Ita Wegman and Anthroposophy
Ita Wegman and Anthroposophy
“I believe a time will come when greater distance makes the conflicts in the Anthroposophical Society—which at first sight seem so ugly—appear as part of the struggle for Anthroposophy in the twentieth century. When this future dawns, it will be important to be able to reach back to an historical documentation of what happened.” —Emmanuel Zeylmans
Following the reestablishment of the Anthroposophical Society at the Christmas Foundation Meeting in 1923, Ita Wegman—Rudolf Steiner's closest collaborator at the end of his life—became the object of intense opposition, systematic exclusion, and misunderstanding. This ostracism and misinformation continued even after her death, kept alive by prejudice and untruths that created an atmosphere that prevented a clear and unbiased view of her role in Anthroposophy.
Because no real biography existed, even those who were open-minded and impartial found it difficult to make an informed assessment of the situation. This lack has been filled by Emanuel Zeylmans’s three-volume work, Who Was Ita Wegman? In writing it, he had access to 100 undated notebooks, 2,000 manuscript pages, and 6,000 letters. Sifting these was an enormous project. It took Zeylmans twelve years to reach the esoteric heart of the “Wegman question,” and what he found was extraordinary and extremely important to anyone interested in Anthroposophy and the divisive karma of its history.
Ita Wegman and Anthroposophy consists of interviews with Emmanuel Zeylmans by Wolfgang Weirauch of the German journal, Flensburger Heft.
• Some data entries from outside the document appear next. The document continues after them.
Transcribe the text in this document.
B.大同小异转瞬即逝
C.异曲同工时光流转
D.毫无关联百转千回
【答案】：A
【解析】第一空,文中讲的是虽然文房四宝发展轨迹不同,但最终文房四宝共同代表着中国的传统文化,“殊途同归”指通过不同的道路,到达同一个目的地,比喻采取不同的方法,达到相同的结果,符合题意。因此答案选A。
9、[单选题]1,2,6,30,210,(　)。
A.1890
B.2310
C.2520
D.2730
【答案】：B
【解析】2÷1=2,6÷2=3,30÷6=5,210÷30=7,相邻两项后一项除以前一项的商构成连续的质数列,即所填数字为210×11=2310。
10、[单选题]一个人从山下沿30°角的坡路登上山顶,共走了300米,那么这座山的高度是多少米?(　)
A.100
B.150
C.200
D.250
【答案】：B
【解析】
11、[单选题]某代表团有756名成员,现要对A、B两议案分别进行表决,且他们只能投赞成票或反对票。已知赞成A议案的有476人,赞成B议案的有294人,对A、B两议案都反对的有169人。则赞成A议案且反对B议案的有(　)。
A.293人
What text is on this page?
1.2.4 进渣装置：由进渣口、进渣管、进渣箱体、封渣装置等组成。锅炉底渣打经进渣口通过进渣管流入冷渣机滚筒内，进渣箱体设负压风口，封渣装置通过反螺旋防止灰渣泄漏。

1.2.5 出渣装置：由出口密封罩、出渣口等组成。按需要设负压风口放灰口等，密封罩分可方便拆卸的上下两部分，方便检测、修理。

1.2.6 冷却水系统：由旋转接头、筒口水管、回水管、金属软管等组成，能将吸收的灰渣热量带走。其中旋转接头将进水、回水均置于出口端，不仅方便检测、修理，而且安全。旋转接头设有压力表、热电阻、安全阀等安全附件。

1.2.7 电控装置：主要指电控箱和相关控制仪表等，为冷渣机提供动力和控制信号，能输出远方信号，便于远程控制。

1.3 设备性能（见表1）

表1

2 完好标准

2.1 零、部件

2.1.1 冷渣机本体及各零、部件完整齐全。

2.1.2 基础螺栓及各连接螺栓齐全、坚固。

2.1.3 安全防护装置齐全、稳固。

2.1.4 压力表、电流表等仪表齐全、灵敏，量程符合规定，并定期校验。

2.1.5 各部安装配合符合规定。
Speaking candidly about the deepest aspects of his revelatory findings, Zeylmans describes how his passionate need to understand what happened to Ita Wegman and Anthroposophy unfolded. He talks of meetings with those who knew her intimately. He tells of her collaboration with Rudolf Steiner and her fraught relations with Maria Steiner and Edith Maryon, both of whom also claimed a special relationship with Rudolf Steiner. Zeylmans also describes the Christmas Foundation Meeting and the conflicts that followed Steiner’s death, leading to Ita Wegman’s expulsion from the Executive Council of the Anthroposophical Society.
Those interested in understanding the karma of the Anthroposophical Society will find this book illuminating. It would be a mistake, however, to consider it a book about the only past; it is also a book about the future of Anthroposophy.